Wherein I Move a Lot of Words Around

SQLite, Python, and Transactions

I'm working an intermediary library in Python that turns a fair number of normal databases and database-like stores into simple key-value stores. There's a long story of why, but it does it have an actual use case outside of "because I can" (though, the symlink backend is pure, unadulterated "because I can").

For the SQLite store I was running into transaction issues here and there. At seemingly-random times data wouldn't save or I'd get an error saying a transaction hadn't been started when I tried to commit. So, I did some research.

John CS - Transactions with Python's sqlite3 Package:

By automatic transactions here I am not referring to SQLite's built-in behavior of wrapping data-changing operations in transactions. Rather, I am speaking of the Python module's special behavior where it actually executes BEGIN and COMMIT statements on your behalf.

A transaction is automatically started (ie: a BEGIN is executed) when all of the following conditions are met:

  1. The isolation_level is not None. [1]
  2. The Connection object thinks a transaction has not already been started.
  3. An UPDATE, DELETE, INSERT, or REPLACE statement is being executed. [2]
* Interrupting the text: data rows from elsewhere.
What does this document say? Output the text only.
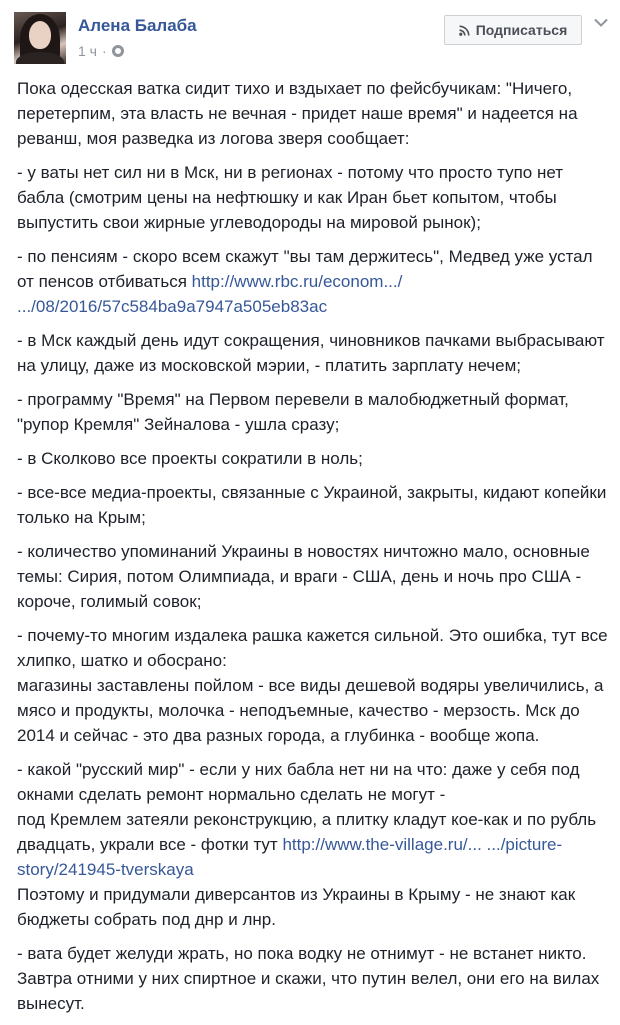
Алена Балаба
1 ч ·
Подписаться

Пока одесская ватка сидит тихо и вздыхает по фейсбучикам: "Ничего, перетерпим, эта власть не вечная - придет наше время" и надеется на реванш, моя разведка из логова зверя сообщает:

- у ваты нет сил ни в Мск, ни в регионах - потому что просто тупо нет бабла (смотрим цены на нефтюшку и как Иран бьет копытом, чтобы выпустить свои жирные углеводороды на мировой рынок);

- по пенсиям - скоро всем скажут "вы там держитесь", Медвед уже устал от пенсов отбиваться http://www.rbc.ru/econom.../ .../08/2016/57c584ba9a7947a505eb83ac

- в Мск каждый день идут сокращения, чиновников пачками выбрасывают на улицу, даже из московской мэрии, - платить зарплату нечем;

- программу "Время" на Первом перевели в малобюджетный формат, "рупор Кремля" Зейналова - ушла сразу;

- в Сколково все проекты сократили в ноль;

- все-все медиа-проекты, связанные с Украиной, закрыты, кидают копейки только на Крым;

- количество упоминаний Украины в новостях ничтожно мало, основные темы: Сирия, потом Олимпиада, и враги - США, день и ночь про США - короче, голимый совок;

- почему-то многим издалека рашка кажется сильной. Это ошибка, тут все хлипко, шатко и обосрано:
магазины заставлены пойлом - все виды дешевой водяры увеличились, а мясо и продукты, молочка - неподъемные, качество - мерзость. Мск до 2014 и сейчас - это два разных города, а глубинка - вообще жопа.

- какой "русский мир" - если у них бабла нет ни на что: даже у себя под окнами сделать ремонт нормально сделать не могут -
под Кремлем затеяли реконструкцию, а плитку кладут кое-как и по рубль двадцать, украли все - фотки тут http://www.the-village.ru/... .../picture-story/241945-tverskaya
Поэтому и придумали диверсантов из Украины в Крыму - не знают как бюджеты собрать под днр и лнр.

- вата будет желуди жрать, но пока водку не отнимут - не встанет никто. Завтра отними у них спиртное и скажи, что путин велел, они его на вилах вынесут.
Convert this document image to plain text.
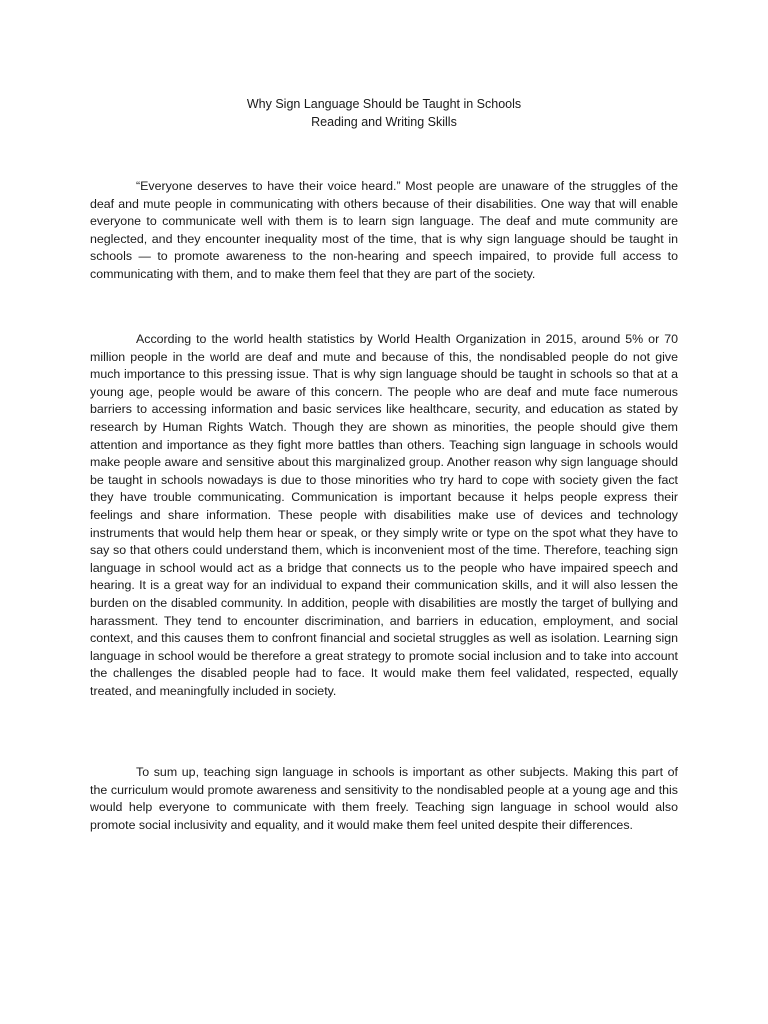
Why Sign Language Should be Taught in Schools
Reading and Writing Skills

“Everyone deserves to have their voice heard.” Most people are unaware of the struggles of the deaf and mute people in communicating with others because of their disabilities. One way that will enable everyone to communicate well with them is to learn sign language. The deaf and mute community are neglected, and they encounter inequality most of the time, that is why sign language should be taught in schools — to promote awareness to the non-hearing and speech impaired, to provide full access to communicating with them, and to make them feel that they are part of the society.

According to the world health statistics by World Health Organization in 2015, around 5% or 70 million people in the world are deaf and mute and because of this, the nondisabled people do not give much importance to this pressing issue. That is why sign language should be taught in schools so that at a young age, people would be aware of this concern. The people who are deaf and mute face numerous barriers to accessing information and basic services like healthcare, security, and education as stated by research by Human Rights Watch. Though they are shown as minorities, the people should give them attention and importance as they fight more battles than others. Teaching sign language in schools would make people aware and sensitive about this marginalized group. Another reason why sign language should be taught in schools nowadays is due to those minorities who try hard to cope with society given the fact they have trouble communicating. Communication is important because it helps people express their feelings and share information. These people with disabilities make use of devices and technology instruments that would help them hear or speak, or they simply write or type on the spot what they have to say so that others could understand them, which is inconvenient most of the time. Therefore, teaching sign language in school would act as a bridge that connects us to the people who have impaired speech and hearing. It is a great way for an individual to expand their communication skills, and it will also lessen the burden on the disabled community. In addition, people with disabilities are mostly the target of bullying and harassment. They tend to encounter discrimination, and barriers in education, employment, and social context, and this causes them to confront financial and societal struggles as well as isolation. Learning sign language in school would be therefore a great strategy to promote social inclusion and to take into account the challenges the disabled people had to face. It would make them feel validated, respected, equally treated, and meaningfully included in society.

To sum up, teaching sign language in schools is important as other subjects. Making this part of the curriculum would promote awareness and sensitivity to the nondisabled people at a young age and this would help everyone to communicate with them freely. Teaching sign language in school would also promote social inclusivity and equality, and it would make them feel united despite their differences.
The BEGIN statement will be concatenated with whatever value is in isolation_level. For example, if isolation_level was equal to DEFERRED, the statement executed when the above conditions are met is BEGIN DEFERRED.

Introduction to SQLite in Python | Python Central:

Please remember to always call commit to save the changes. If you close the connection using close or the connection to the file is lost (maybe the program finishes unexpectedly), not committed changes will be lost.

11.13. sqlite3 — DB-API 2.0 interface for SQLite databases — Python 2.7.11 documentation:

If you want autocommit mode, then set isolation_level to None. Otherwise leave it at its default, which will result in a plain “BEGIN” statement, or set it to one of SQLite’s supported isolation levels: “DEFERRED”, “IMMEDIATE” or “EXCLUSIVE”.

The lesson learned here comes down to these points:

  1. Python's sqlite3 module conforms to the broken Python PEP for database access which mandates that there's always a transaction in play and your only control over it is to commit or roll back.
  2. DB modules are supposed to keep track of the current transaction state internally and not offer a begin() API.
  3. The value of connection.isolation_level can be set to None to turn off all this or to DEFERRED, IMMEDIATE, or EXCLUSIVE to turn it on. The text in isolation_level is sent with the BEGIN statement to SQLite, so all of those carry SQLite's meaning:
    1. DEFERRED - Get a shared lock on the first statement. Get an exclusive lock only when a DML statement is used. (Default)
    2. IMMEDIATE - Get a write lock immediately. Others can read, but writes will be blocked (timeout applies).
    3. EXCLUSIVE - Get an exclusive lock immediately. Others cannot even read.
  4. You can turn this behavior off, but then you have to fall back to 100% manual transaction management, and in many cases this can be done very wrong and cause random slowdowns or data loss (if you aren't well-versed in transactional databases).
  5. Due to how sqlite3 handles threaded and multi-process access, there's a timeout on getting the lock to start a DML statement, and the default is five seconds. This can lead to some interesting situations.

So, in short: abide by the PEP gods and presume a messed-up transaction environment that you can only control with commit() and rollback() or turn it all off and wing it.

In the end, I chose to manually commit at key points in order to both ensure the data was written but also for the side effect of starting a new transaction.

That, folks, is when you know you've made a broken API. Side effects should never be the goal of a line of code, but due to the API design they must be here.

Updating Python Packages

Oh pip. Every time I think you can't do it, I realize I haven't updated lately.

Update pip with pip install -U pip and then you can do this:

$ pip list --outdated
cffi (Current: 0.8.2 Latest: 0.8.6)
Glances (Current: 2.0.1 Latest: 2.1.2)
Jinja2 (Current: 2.7.2 Latest: 2.7.3)
jira-cli (Current: 0.4.2 Latest: 2.0.1)

Note the output has the package all by itself at the start of the line. The Unix geek in me salivated at that because it lends itself nicely to:

$ pip list --outdated | awk '{print $1}' | xargs pip install -U

And now you're (blindly) upgraded. I'd only use this autoupgrade for system packages, not for project packages, by the way. For those, though, the list --outdated form is still very useful while the virtualenv is active.